Nun aber richtete sich Vater Döhmke langsam in seiner ganzen mageren Länge auf, stupfte seine noch brennende Cigarre mit einem scharfen Druck in den Aschbecher, räusperte sich und sprach: „Jawoll, deine Frau hat recht, Jisbert — da hört sich allens auf! Weisst de, was de bist in meinen Augen? Ein jemeiner, erbärmlicher Schuft bist de!“
Mit einem Ausdruck in den verzerrten Mienen, als wolle er ihm an die Kehle springen, trat Renard mit ein paar raschen Schritten dicht vor den alten Mann und schrie ihn an: „Herr, was soll das heissen? Sie sind hier in meiner Wohnung, und ich habe nicht nötig, mich beleidigen zu lassen!“
„Schweig’ und höre, was ich dir zu sagen habe — und Ihnen auch, Frau Renard; ich kann Sie jetzt nicht mehr schonen.
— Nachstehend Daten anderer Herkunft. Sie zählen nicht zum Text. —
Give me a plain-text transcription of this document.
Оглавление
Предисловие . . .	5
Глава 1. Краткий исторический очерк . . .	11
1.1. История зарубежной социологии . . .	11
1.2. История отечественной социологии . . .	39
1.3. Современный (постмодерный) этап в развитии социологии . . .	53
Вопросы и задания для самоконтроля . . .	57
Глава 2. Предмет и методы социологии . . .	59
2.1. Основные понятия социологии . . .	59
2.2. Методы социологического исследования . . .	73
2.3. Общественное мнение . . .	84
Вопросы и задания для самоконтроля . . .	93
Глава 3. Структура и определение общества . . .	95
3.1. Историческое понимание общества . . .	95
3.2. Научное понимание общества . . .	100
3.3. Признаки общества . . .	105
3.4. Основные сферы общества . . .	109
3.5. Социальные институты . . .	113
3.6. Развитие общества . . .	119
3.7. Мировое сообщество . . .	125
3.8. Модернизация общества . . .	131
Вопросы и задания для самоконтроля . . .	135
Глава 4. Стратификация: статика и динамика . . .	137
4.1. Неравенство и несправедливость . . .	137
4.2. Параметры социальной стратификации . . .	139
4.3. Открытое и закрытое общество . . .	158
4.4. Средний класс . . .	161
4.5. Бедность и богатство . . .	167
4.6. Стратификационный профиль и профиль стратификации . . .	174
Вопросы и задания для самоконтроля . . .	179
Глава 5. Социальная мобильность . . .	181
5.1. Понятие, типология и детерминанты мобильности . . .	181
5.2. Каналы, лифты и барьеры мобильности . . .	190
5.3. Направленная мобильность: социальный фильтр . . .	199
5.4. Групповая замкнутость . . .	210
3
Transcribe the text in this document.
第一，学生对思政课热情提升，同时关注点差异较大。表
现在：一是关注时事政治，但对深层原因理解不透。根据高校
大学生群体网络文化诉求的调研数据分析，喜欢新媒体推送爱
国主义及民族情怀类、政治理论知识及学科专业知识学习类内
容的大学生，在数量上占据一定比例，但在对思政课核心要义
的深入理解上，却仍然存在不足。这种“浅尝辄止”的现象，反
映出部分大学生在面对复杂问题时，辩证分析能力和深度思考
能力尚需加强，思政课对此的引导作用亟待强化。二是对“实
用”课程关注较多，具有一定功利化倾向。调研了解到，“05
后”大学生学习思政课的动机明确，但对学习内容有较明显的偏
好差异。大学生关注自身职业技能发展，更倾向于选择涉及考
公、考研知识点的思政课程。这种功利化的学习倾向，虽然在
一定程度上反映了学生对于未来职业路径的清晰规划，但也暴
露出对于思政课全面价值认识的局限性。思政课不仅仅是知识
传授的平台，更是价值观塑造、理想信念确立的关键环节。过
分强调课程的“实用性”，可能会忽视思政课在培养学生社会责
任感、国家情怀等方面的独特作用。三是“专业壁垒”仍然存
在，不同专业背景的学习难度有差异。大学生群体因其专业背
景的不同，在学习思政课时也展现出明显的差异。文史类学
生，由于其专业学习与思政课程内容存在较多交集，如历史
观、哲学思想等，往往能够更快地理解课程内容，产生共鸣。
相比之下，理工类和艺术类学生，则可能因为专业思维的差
Ich wollte heute noch nicht damit herauskommen, aus Achtung vor seinem Vaterschmerz; aber ein Mensch, dem selbst nichts heilig ist, der darf auch keine Rücksicht von andern fordern.“
Mit solchem Ernst, mit solcher Ruhe sprach der alte Herr dass Gisbert nichts gegen ihn auszurichten wusste. Er warf sich in einen Polstersessel und seine Finger umkrallten dessen Seitenlehnen. Lori, die sich, angstvoll aufhorchend, über den Tisch gebeugt hatte, wagte er nicht anzuschauen.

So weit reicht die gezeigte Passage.